A quarter-century later, Hersey wangled a week’s access to the White House of another underestimated president, Gerald Ford, whom the writer had known as a Yale football coach in the 1930s. In the article, which filled an entire issue of The New York Times Magazine in April 1975, Hersey boasts that he was “given access to a President of the United States of a sort no journalist has ever had.” 

Not exactly, thanks to Secretary of State Henry Kissinger. The president made clear to Hersey from the beginning that the only events that were off limits were Ford’s “daily meetings with Henry.” At the time, Cambodia was about to fall to the Khmer Rouge, the South Vietnamese government was on the verge of toppling, and Kissinger was attempting to practice shuttle diplomacy in the Middle East. Leaving Kissinger out of the story was akin to telling the tale of George W. Bush’s first term and the Iraq War without ever mentioning Vice President Dick Cheney. 
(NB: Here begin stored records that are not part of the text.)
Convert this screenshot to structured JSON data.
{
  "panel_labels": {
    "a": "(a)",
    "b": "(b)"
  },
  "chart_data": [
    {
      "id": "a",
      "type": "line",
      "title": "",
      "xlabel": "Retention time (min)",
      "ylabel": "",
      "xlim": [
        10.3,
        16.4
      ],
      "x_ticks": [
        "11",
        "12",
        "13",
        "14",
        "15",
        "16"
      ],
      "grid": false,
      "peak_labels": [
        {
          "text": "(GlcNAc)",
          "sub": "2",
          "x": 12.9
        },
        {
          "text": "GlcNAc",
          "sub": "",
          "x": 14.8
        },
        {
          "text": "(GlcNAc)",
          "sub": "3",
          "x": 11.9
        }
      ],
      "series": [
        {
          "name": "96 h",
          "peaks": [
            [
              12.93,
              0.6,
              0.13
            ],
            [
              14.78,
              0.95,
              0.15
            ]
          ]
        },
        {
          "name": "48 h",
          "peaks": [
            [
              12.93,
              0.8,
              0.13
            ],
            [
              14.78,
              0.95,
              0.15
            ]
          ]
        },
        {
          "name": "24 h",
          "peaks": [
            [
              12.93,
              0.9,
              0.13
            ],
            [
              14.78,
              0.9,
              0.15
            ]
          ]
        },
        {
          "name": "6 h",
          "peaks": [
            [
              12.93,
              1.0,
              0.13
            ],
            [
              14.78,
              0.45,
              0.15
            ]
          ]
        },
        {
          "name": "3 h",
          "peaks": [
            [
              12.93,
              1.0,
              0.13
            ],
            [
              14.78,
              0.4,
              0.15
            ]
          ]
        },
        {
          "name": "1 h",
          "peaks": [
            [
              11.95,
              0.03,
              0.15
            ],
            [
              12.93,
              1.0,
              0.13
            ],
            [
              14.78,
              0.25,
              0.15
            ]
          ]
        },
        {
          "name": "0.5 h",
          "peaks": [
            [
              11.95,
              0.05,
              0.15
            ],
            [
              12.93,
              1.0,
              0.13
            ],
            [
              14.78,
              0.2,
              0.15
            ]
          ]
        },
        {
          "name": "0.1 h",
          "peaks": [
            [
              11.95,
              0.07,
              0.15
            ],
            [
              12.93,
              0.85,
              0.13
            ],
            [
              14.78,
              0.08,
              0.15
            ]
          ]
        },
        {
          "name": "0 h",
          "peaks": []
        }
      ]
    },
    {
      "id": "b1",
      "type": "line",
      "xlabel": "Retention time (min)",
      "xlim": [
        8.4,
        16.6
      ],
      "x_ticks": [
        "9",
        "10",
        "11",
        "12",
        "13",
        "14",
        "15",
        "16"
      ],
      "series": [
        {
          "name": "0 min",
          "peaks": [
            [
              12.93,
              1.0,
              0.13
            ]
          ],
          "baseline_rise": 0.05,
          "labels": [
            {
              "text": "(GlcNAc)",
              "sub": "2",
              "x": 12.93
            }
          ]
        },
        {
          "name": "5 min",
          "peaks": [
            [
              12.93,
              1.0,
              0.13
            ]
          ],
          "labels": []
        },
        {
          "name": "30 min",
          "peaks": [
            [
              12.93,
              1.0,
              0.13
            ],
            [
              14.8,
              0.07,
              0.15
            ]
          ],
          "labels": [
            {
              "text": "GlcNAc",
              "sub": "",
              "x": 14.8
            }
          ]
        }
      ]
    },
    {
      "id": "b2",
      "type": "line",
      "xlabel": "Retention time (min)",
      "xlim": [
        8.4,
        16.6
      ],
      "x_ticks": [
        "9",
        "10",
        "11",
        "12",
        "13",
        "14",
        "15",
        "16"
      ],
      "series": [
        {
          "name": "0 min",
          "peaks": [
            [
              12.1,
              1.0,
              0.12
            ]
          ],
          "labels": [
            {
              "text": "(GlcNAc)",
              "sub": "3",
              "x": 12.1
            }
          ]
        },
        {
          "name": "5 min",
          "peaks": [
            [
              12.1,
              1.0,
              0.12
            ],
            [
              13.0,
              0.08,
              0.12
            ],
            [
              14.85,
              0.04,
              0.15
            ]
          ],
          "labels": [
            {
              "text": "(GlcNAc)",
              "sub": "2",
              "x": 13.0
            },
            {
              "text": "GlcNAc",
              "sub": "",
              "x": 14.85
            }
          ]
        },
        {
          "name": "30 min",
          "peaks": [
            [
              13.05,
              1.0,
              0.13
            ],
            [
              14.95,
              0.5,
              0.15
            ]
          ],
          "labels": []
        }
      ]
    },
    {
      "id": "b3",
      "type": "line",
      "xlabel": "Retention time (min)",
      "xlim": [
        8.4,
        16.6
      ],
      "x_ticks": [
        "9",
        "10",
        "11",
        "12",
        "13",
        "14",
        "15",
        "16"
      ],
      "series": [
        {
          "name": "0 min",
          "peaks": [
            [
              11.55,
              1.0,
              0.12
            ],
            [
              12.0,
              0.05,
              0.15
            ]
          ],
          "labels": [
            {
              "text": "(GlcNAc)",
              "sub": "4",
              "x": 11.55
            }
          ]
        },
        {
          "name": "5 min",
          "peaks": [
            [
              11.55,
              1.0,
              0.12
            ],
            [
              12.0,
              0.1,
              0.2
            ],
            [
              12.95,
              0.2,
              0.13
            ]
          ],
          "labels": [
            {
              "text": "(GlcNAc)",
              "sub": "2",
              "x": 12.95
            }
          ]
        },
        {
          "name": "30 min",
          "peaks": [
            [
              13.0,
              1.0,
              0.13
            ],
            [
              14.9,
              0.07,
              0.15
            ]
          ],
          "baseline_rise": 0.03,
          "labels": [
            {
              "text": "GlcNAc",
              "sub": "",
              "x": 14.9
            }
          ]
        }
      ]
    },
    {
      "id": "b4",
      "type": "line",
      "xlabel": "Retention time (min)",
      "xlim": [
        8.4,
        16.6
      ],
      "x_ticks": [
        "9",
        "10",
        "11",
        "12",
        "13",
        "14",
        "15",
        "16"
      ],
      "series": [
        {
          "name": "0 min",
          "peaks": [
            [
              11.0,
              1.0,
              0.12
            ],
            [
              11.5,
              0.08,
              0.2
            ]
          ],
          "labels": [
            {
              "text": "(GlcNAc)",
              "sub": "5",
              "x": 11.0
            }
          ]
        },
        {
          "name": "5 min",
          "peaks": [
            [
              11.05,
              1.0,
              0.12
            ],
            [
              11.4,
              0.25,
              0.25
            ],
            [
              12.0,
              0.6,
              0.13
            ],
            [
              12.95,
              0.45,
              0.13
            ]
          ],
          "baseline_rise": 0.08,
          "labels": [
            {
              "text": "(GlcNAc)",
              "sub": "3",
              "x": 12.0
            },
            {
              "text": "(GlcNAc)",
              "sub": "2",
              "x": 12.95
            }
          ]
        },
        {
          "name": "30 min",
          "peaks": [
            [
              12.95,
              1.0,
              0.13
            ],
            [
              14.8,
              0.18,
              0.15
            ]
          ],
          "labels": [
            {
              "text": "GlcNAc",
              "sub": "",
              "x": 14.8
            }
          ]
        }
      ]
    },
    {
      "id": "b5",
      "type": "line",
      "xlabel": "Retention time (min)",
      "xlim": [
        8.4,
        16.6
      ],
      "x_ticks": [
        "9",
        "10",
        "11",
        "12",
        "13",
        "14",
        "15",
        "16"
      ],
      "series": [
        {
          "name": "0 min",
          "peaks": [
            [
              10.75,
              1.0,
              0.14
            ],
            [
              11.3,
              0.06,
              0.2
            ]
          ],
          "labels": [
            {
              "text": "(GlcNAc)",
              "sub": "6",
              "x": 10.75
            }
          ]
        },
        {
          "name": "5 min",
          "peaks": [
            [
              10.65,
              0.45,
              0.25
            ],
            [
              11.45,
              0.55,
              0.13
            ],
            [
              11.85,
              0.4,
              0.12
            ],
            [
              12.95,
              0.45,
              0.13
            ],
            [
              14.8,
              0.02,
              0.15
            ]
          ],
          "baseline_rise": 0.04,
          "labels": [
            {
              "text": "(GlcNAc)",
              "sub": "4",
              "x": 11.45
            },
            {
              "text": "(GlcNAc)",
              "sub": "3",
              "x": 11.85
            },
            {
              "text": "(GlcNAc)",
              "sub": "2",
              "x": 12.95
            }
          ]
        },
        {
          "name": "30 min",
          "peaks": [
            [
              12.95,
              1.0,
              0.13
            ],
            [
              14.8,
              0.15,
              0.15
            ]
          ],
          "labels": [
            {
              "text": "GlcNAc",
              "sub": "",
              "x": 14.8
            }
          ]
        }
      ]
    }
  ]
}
The control-freak aides who surround Biden would be unlikely to grant a reporter the kind of access that Hersey received from Truman and, to a lesser extent, Ford. We also inhabit a radically different media environment, in which no journalist (this side of Tucker Carlson) would ever be believed by MAGA Republicans and Fox News viewers. But right-wing media haters are not the swing voters Biden needs to attract in a close election. Polling shows that these voters are concerned about Biden’s age—but also worried about Trump’s temperament. Finding a way to demonstrate to these voters that Biden is not only mentally sound but capable of guiding the country through a sea of crises is his campaign’s most daunting task in this election. But frightened of potential Biden gaffes and slipups, his advisers so far have responded largely by shielding the president from media scrutiny—and public view. 

Despite the risks of an open White House, Biden would have far more to gain politically by allowing a few reporters to witness firsthand how his five decades of hard-earned wisdom in Washington shape his decisions in the run-up to an election that is likely to pivot around the age issue.